Some foldable phones don't actually fold. The Microsoft Surface Duo 2, for example, is a dual-screen device that opens up to reveal two separate panels. Many of LG's now-departed phones took the same approach.
Apart from size — you'll want to make sure a closed foldable phone is something you're comfortable carrying around — you're looking at a lot of the same criteria you'd use to judge conventional phones. That includes the processor, cameras and — especially — the battery life. After all, there are usually multiple screens to keep powered up on a foldable phone.
Best foldable phones: What's coming soon
Be aware that foldable phones are a pretty new category in the world of smartphones, and we expect to see a lot of change come to this segment. Even after the August 2021 release of new versions of the Fold and Flip, Samsung is rumored to be working on a device with a scrollable screen that some people are calling the Galaxy Scroll.
Whatever name Samsung settles on, we could see this scrollable phone later this year when Samsung also shows off the rumored Galaxy Z Fold 4 or Galaxy Z Flip 4 updates. In the meantime, we've got a foldable vs. rollable explainer that looks at how these two designs differ.
Right now, the biggest foldable phone efforts are happening in China, where devices like the Honor Magic V and Huawei P50 Pocket have joined the Oppo Find N. Another foldable, the Vivo X Fold just debuted, and its big innovation is a fingerprint reader on both its external and interior screens. (Many other foldables put the fingerprint reader on a side button.)
As for foldables in the U.S., 2022 kicked off with TCL showing off its Fold and Roll phone concept, which features both a folding screen and a way to extend that screen for an even larger workspace. Motorola could be taking another stab at a foldable flip phone after the Motorola Razr 5G failed to catch on. The Motorola Razr 3, reportedly slated for a summer release, is tipped to get the Snapdragon 8 Plus Gen 1 — that's the best chipset Qualcomm makes, and it would mark a big improvement over the 7 Series chips Motorola's used in the past.
After rumors suggested the Google Pixel Fold was cancelled, a new report claims the phone is back on Google's to-do list, with a ship date possible by year's end. We can't say the same for the rumored iPhone Flip, which no one expects to see before 2023.
How we test foldable phones
We test for the best foldable phones the same way we review any smartphone.

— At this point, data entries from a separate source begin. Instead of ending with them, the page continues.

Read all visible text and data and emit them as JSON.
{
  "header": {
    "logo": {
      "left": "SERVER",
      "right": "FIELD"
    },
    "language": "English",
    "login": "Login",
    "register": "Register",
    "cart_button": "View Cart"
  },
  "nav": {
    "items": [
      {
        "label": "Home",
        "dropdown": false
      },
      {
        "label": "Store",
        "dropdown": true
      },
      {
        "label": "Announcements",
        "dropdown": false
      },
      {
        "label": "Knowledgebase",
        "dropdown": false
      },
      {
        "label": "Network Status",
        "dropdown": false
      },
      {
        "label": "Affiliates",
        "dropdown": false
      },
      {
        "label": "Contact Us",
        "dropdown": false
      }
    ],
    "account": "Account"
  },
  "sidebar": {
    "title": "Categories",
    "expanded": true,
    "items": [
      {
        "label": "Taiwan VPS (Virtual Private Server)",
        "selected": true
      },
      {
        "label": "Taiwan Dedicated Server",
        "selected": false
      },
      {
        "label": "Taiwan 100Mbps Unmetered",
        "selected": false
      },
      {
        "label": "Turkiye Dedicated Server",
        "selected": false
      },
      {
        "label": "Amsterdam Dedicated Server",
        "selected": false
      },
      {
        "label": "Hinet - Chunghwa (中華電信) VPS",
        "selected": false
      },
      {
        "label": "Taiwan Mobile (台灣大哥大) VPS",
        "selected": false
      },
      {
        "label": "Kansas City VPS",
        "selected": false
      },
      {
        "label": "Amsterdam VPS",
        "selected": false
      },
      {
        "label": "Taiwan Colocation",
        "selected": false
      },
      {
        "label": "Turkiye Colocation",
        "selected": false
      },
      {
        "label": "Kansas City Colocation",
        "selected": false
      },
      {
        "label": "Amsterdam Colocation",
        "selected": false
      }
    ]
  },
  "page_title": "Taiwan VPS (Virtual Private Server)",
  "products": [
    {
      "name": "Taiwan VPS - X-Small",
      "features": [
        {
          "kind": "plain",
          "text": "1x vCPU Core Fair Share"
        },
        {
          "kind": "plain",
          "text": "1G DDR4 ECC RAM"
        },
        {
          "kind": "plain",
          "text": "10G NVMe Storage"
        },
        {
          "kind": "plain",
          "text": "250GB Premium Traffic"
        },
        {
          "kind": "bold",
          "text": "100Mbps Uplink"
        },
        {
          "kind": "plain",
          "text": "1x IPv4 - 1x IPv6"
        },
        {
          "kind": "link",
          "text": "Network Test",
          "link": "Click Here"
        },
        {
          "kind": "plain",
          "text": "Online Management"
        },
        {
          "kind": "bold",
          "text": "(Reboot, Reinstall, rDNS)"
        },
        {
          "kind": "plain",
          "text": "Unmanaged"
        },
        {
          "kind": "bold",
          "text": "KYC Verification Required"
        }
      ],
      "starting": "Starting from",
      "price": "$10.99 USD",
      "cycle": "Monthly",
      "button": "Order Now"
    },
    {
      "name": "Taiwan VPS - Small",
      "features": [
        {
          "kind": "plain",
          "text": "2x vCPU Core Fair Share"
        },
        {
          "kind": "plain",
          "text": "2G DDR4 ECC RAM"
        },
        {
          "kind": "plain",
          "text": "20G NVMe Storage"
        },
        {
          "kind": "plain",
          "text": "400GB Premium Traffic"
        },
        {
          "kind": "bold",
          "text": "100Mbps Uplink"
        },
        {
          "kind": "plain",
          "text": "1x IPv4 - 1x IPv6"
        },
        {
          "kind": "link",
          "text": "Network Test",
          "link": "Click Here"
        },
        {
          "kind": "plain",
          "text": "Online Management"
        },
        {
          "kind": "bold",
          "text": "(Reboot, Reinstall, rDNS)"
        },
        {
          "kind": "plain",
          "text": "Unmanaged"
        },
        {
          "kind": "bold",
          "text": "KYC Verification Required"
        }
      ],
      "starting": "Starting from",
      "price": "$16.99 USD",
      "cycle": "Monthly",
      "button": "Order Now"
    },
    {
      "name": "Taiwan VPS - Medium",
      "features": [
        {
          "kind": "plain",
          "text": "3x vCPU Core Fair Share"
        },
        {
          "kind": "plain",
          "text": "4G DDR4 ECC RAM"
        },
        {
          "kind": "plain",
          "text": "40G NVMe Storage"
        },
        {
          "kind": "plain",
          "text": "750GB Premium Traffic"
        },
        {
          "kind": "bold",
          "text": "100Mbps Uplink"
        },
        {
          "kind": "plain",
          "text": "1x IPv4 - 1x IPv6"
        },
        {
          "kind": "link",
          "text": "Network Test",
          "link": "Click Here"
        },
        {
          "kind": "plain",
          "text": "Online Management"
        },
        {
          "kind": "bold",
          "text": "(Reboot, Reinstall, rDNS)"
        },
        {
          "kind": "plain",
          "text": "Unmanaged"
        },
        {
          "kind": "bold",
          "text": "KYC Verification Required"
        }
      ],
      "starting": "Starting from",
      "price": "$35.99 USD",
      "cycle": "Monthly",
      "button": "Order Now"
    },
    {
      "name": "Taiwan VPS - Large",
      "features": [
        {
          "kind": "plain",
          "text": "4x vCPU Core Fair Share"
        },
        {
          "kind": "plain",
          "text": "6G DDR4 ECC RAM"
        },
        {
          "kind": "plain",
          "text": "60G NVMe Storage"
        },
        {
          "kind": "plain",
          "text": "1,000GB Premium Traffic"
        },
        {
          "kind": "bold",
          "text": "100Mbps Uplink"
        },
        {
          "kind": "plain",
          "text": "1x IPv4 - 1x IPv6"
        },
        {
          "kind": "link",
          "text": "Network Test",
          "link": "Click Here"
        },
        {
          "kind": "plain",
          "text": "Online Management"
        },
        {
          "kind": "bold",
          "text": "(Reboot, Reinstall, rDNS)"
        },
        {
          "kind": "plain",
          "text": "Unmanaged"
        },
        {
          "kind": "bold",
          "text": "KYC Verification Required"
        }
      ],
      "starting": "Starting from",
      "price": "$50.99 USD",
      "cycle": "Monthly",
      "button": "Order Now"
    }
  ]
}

We conduct lab tests, including synthetic benchmarks as Geekbench 5 and 3DMark to measure graphics performance. We also run a real-world video transcoding test on each phone using the Adobe Premiere Rush app and time the result.
To measure the quality of a phone's display, we perform lab tests to determine the brightness of the panel (in nits), as well as how colorful each screen is (DCI-P3 color gamut). In these cases, higher numbers are better. We also measure the color accuracy of each panel with a Delta-E rating, where lower numbers are better and a score of 0 is perfect.
We run a custom battery test in which we have the phone surf the web over cellular with its screen set to 150 nits of brightness. We then time how long it takes the phone to run out of power. For foldable phones, we conduct this test on the phone's main display.
We also test the cameras on each foldable phone, taking them out into the field to perform comparative shots, usually with another device that features comparable specs. In some cases, that's a foldable phone or another device in the same price tier.